Balik Arah Sebelum Kebablasan!
Ada momen di hidup kita di mana semua keliatannya seru, nongkrong sampe pagi, buang-buang duit buat hal nggak penting, ikut arus biar dibilang KEREN atau KALCER. Awalnya sih enak, berasa bebas. Tapi lama-lama, capek. Kayak ada lubang di hati yang nggak pernah ketutup sama apa pun.
Itu yang terjadi sama anak bungsu di Lukas 15. Dia pikir hidupnya bakal lebih bahagia kalau lepas dari rumah dan aturan bapaknya. Dengan tangan penuh dan jiwa tamak, diangkut semua harta warisan yang menjadi bagiannya, dihambur-hamburin semua yang dia punya, sampai akhirnya jatuh miskin dan lapar.

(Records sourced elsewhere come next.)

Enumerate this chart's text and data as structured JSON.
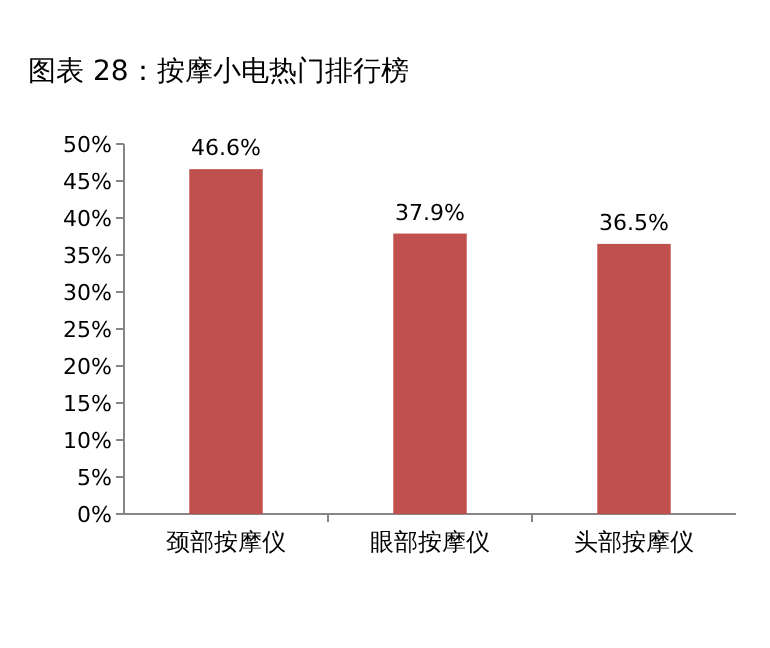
{
  "chart_data": {
    "type": "bar",
    "title": "图表 28：按摩小电热门排行榜",
    "categories": [
      "颈部按摩仪",
      "眼部按摩仪",
      "头部按摩仪"
    ],
    "values": [
      46.6,
      37.9,
      36.5
    ],
    "color": "#c0504d",
    "value_labels": [
      "46.6%",
      "37.9%",
      "36.5%"
    ],
    "ylim": [
      0,
      50
    ],
    "yticks": [
      {
        "value": 0,
        "label": "0%"
      },
      {
        "value": 5,
        "label": "5%"
      },
      {
        "value": 10,
        "label": "10%"
      },
      {
        "value": 15,
        "label": "15%"
      },
      {
        "value": 20,
        "label": "20%"
      },
      {
        "value": 25,
        "label": "25%"
      },
      {
        "value": 30,
        "label": "30%"
      },
      {
        "value": 35,
        "label": "35%"
      },
      {
        "value": 40,
        "label": "40%"
      },
      {
        "value": 45,
        "label": "45%"
      },
      {
        "value": 50,
        "label": "50%"
      }
    ],
    "grid": false
  }
}
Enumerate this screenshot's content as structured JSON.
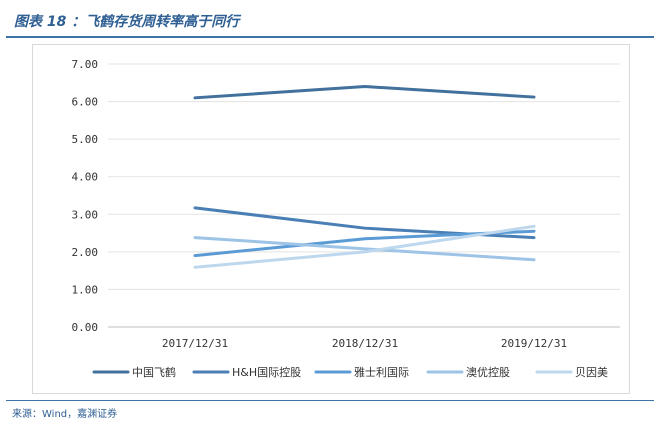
{
  "figure": {
    "title": "图表 18 ：飞鹤存货周转率高于同行",
    "source": "来源：Wind，嘉渊证券"
  },
  "chart_data": {
    "type": "line",
    "categories": [
      "2017/12/31",
      "2018/12/31",
      "2019/12/31"
    ],
    "ylim": [
      0,
      7
    ],
    "yticks": [
      "0.00",
      "1.00",
      "2.00",
      "3.00",
      "4.00",
      "5.00",
      "6.00",
      "7.00"
    ],
    "grid": true,
    "legend_position": "bottom",
    "series": [
      {
        "name": "中国飞鹤",
        "values": [
          6.1,
          6.4,
          6.12
        ],
        "color": "#41719c"
      },
      {
        "name": "H&H国际控股",
        "values": [
          3.17,
          2.63,
          2.38
        ],
        "color": "#4a7fb5"
      },
      {
        "name": "雅士利国际",
        "values": [
          1.9,
          2.35,
          2.55
        ],
        "color": "#5b9bd5"
      },
      {
        "name": "澳优控股",
        "values": [
          2.38,
          2.08,
          1.79
        ],
        "color": "#9dc3e6"
      },
      {
        "name": "贝因美",
        "values": [
          1.59,
          2.0,
          2.68
        ],
        "color": "#bdd7ee"
      }
    ]
  }
}
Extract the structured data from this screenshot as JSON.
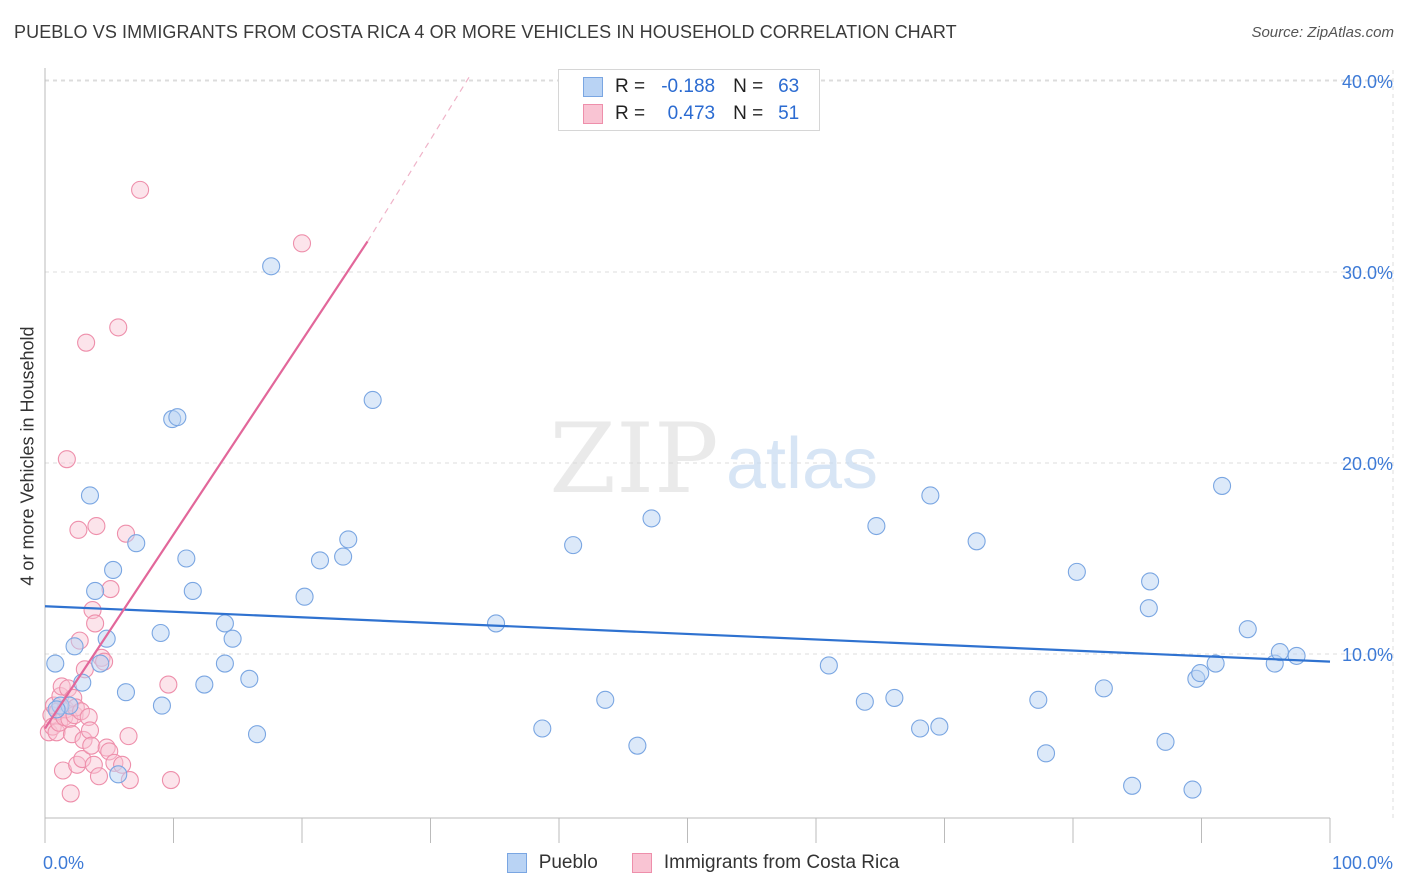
{
  "header": {
    "title": "PUEBLO VS IMMIGRANTS FROM COSTA RICA 4 OR MORE VEHICLES IN HOUSEHOLD CORRELATION CHART",
    "source": "Source: ZipAtlas.com"
  },
  "watermark": {
    "zip": "ZIP",
    "atlas": "atlas"
  },
  "legend": {
    "r_label": "R =",
    "n_label": "N =",
    "series": [
      {
        "name": "Pueblo",
        "r": "-0.188",
        "n": "63",
        "fill": "#b9d3f4",
        "stroke": "#7aa6e2"
      },
      {
        "name": "Immigrants from Costa Rica",
        "r": "0.473",
        "n": "51",
        "fill": "#f9c4d3",
        "stroke": "#ee8fab"
      }
    ]
  },
  "chart_data": {
    "type": "scatter",
    "title": "PUEBLO VS IMMIGRANTS FROM COSTA RICA 4 OR MORE VEHICLES IN HOUSEHOLD CORRELATION CHART",
    "xlabel": "",
    "ylabel": "4 or more Vehicles in Household",
    "xlim": [
      0,
      100
    ],
    "ylim": [
      0,
      42
    ],
    "x_tick_labels": [
      "0.0%",
      "100.0%"
    ],
    "y_ticks": [
      10,
      20,
      30,
      40
    ],
    "y_tick_labels": [
      "10.0%",
      "20.0%",
      "30.0%",
      "40.0%"
    ],
    "grid": true,
    "colors": {
      "pueblo_line": "#2f72d0",
      "costa_line": "#e2679a",
      "tick_label": "#3d7ad6"
    },
    "series": [
      {
        "name": "Pueblo",
        "trend": {
          "x": [
            0,
            100
          ],
          "y": [
            12.5,
            9.6
          ]
        },
        "points": [
          [
            0.8,
            9.5
          ],
          [
            1.2,
            7.3
          ],
          [
            1.9,
            7.3
          ],
          [
            2.3,
            10.4
          ],
          [
            2.9,
            8.5
          ],
          [
            3.5,
            18.3
          ],
          [
            3.9,
            13.3
          ],
          [
            4.3,
            9.5
          ],
          [
            4.8,
            10.8
          ],
          [
            5.3,
            14.4
          ],
          [
            5.7,
            3.7
          ],
          [
            6.3,
            8.0
          ],
          [
            7.1,
            15.8
          ],
          [
            9.0,
            11.1
          ],
          [
            9.1,
            7.3
          ],
          [
            9.9,
            22.3
          ],
          [
            10.3,
            22.4
          ],
          [
            11.0,
            15.0
          ],
          [
            11.5,
            13.3
          ],
          [
            12.4,
            8.4
          ],
          [
            14.0,
            11.6
          ],
          [
            14.0,
            9.5
          ],
          [
            14.6,
            10.8
          ],
          [
            15.9,
            8.7
          ],
          [
            16.5,
            5.8
          ],
          [
            17.6,
            30.3
          ],
          [
            20.2,
            13.0
          ],
          [
            21.4,
            14.9
          ],
          [
            23.2,
            15.1
          ],
          [
            23.6,
            16.0
          ],
          [
            25.5,
            23.3
          ],
          [
            35.1,
            11.6
          ],
          [
            38.7,
            6.1
          ],
          [
            41.1,
            15.7
          ],
          [
            43.6,
            7.6
          ],
          [
            46.1,
            5.2
          ],
          [
            47.2,
            17.1
          ],
          [
            61.0,
            9.4
          ],
          [
            63.8,
            7.5
          ],
          [
            64.7,
            16.7
          ],
          [
            66.1,
            7.7
          ],
          [
            68.1,
            6.1
          ],
          [
            68.9,
            18.3
          ],
          [
            69.6,
            6.2
          ],
          [
            72.5,
            15.9
          ],
          [
            77.3,
            7.6
          ],
          [
            77.9,
            4.8
          ],
          [
            80.3,
            14.3
          ],
          [
            82.4,
            8.2
          ],
          [
            84.6,
            3.1
          ],
          [
            85.9,
            12.4
          ],
          [
            86.0,
            13.8
          ],
          [
            87.2,
            5.4
          ],
          [
            89.3,
            2.9
          ],
          [
            89.6,
            8.7
          ],
          [
            89.9,
            9.0
          ],
          [
            91.1,
            9.5
          ],
          [
            91.6,
            18.8
          ],
          [
            93.6,
            11.3
          ],
          [
            95.7,
            9.5
          ],
          [
            96.1,
            10.1
          ],
          [
            97.4,
            9.9
          ],
          [
            0.9,
            7.1
          ]
        ]
      },
      {
        "name": "Immigrants from Costa Rica",
        "trend": {
          "x": [
            0,
            25.1
          ],
          "y": [
            6.1,
            31.6
          ],
          "dashed_x": [
            25.1,
            33.0
          ],
          "dashed_y": [
            31.6,
            40.2
          ]
        },
        "points": [
          [
            0.3,
            5.9
          ],
          [
            0.5,
            6.8
          ],
          [
            0.6,
            6.2
          ],
          [
            0.7,
            7.3
          ],
          [
            0.9,
            5.9
          ],
          [
            1.0,
            7.0
          ],
          [
            1.1,
            6.4
          ],
          [
            1.2,
            7.8
          ],
          [
            1.3,
            8.3
          ],
          [
            1.4,
            3.9
          ],
          [
            1.5,
            6.7
          ],
          [
            1.6,
            7.1
          ],
          [
            1.7,
            20.2
          ],
          [
            1.8,
            8.2
          ],
          [
            1.9,
            6.6
          ],
          [
            2.0,
            2.7
          ],
          [
            2.1,
            5.8
          ],
          [
            2.2,
            7.7
          ],
          [
            2.3,
            6.8
          ],
          [
            2.4,
            7.2
          ],
          [
            2.5,
            4.2
          ],
          [
            2.6,
            16.5
          ],
          [
            2.7,
            10.7
          ],
          [
            2.8,
            7.0
          ],
          [
            2.9,
            4.5
          ],
          [
            3.0,
            5.5
          ],
          [
            3.1,
            9.2
          ],
          [
            3.2,
            26.3
          ],
          [
            3.4,
            6.7
          ],
          [
            3.5,
            6.0
          ],
          [
            3.6,
            5.2
          ],
          [
            3.7,
            12.3
          ],
          [
            3.8,
            4.2
          ],
          [
            3.9,
            11.6
          ],
          [
            4.0,
            16.7
          ],
          [
            4.2,
            3.6
          ],
          [
            4.4,
            9.8
          ],
          [
            4.6,
            9.6
          ],
          [
            4.8,
            5.1
          ],
          [
            5.0,
            4.9
          ],
          [
            5.1,
            13.4
          ],
          [
            5.4,
            4.3
          ],
          [
            5.7,
            27.1
          ],
          [
            6.0,
            4.2
          ],
          [
            6.3,
            16.3
          ],
          [
            6.5,
            5.7
          ],
          [
            6.6,
            3.4
          ],
          [
            7.4,
            34.3
          ],
          [
            9.6,
            8.4
          ],
          [
            9.8,
            3.4
          ],
          [
            20.0,
            31.5
          ]
        ]
      }
    ]
  }
}
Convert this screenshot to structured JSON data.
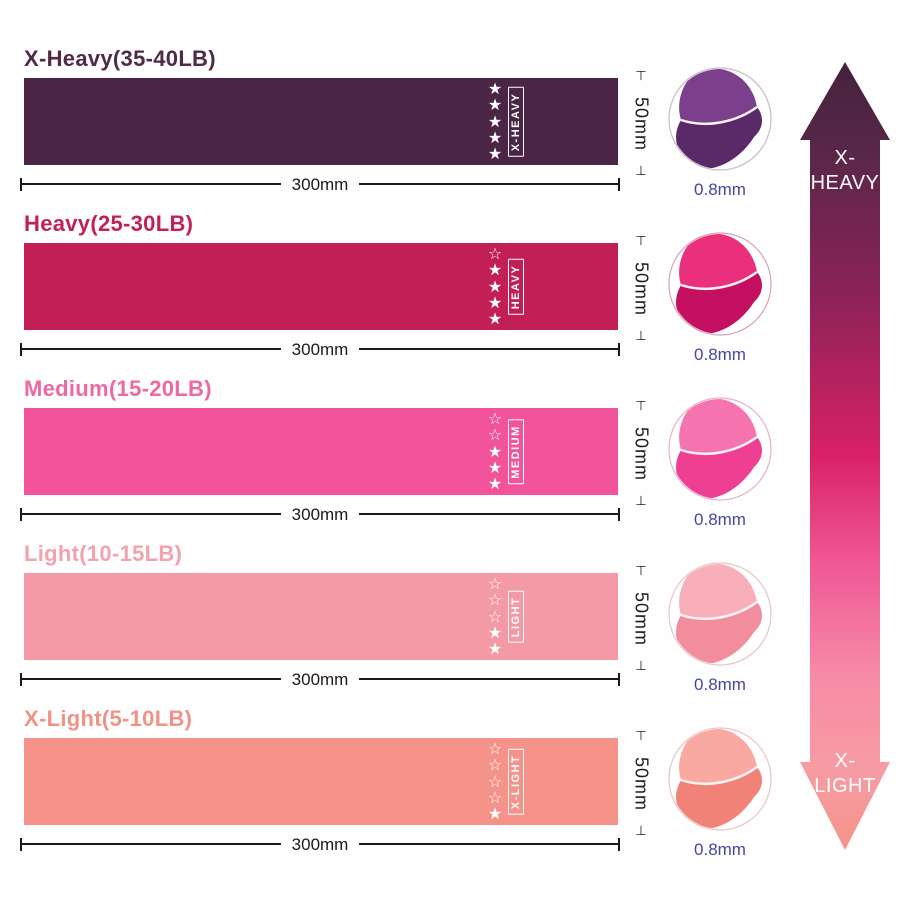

Dan di titik terendah itu, baru 'sadar diri'. Alkitab bilang, “Lalu ia menyadari keadaannya” (Lukas 15:17). Dia mulai mikir, Ngapain gue kayak gini? Di rumah Bapak gue, semua baik-baik aja, dan sekarang malah gue sengsara.
Kadang Tuhan izinin kita sampai di titik “mentok” bukan karena Dia benci, tapi biar kita sadar: kebebasan tanpa Dia itu cuma jebakan. Anak bungsu itu nggak cuma nyesel, dia ambil langkah balik—dia pulang. Dan yang luar biasa, sebelum dia sampai rumah, bapaknya udah lari nyamperin dan meluk dia.
Artinya, waktu kita mutusin buat bertobat dan balik arah, Tuhan nggak diem nunggu kita sempurna dulu. Dia justru nyamperin dan nerima kita apa adanya.
Kalau hari ini kamu ngerasa udah terlalu jauh dari Tuhan, ingat: nggak ada kata “kebangetan” buat balik. Nggak peduli seberapa berantakan masa lalumu, Tuhan selalu siap nyambut dengan pelukan.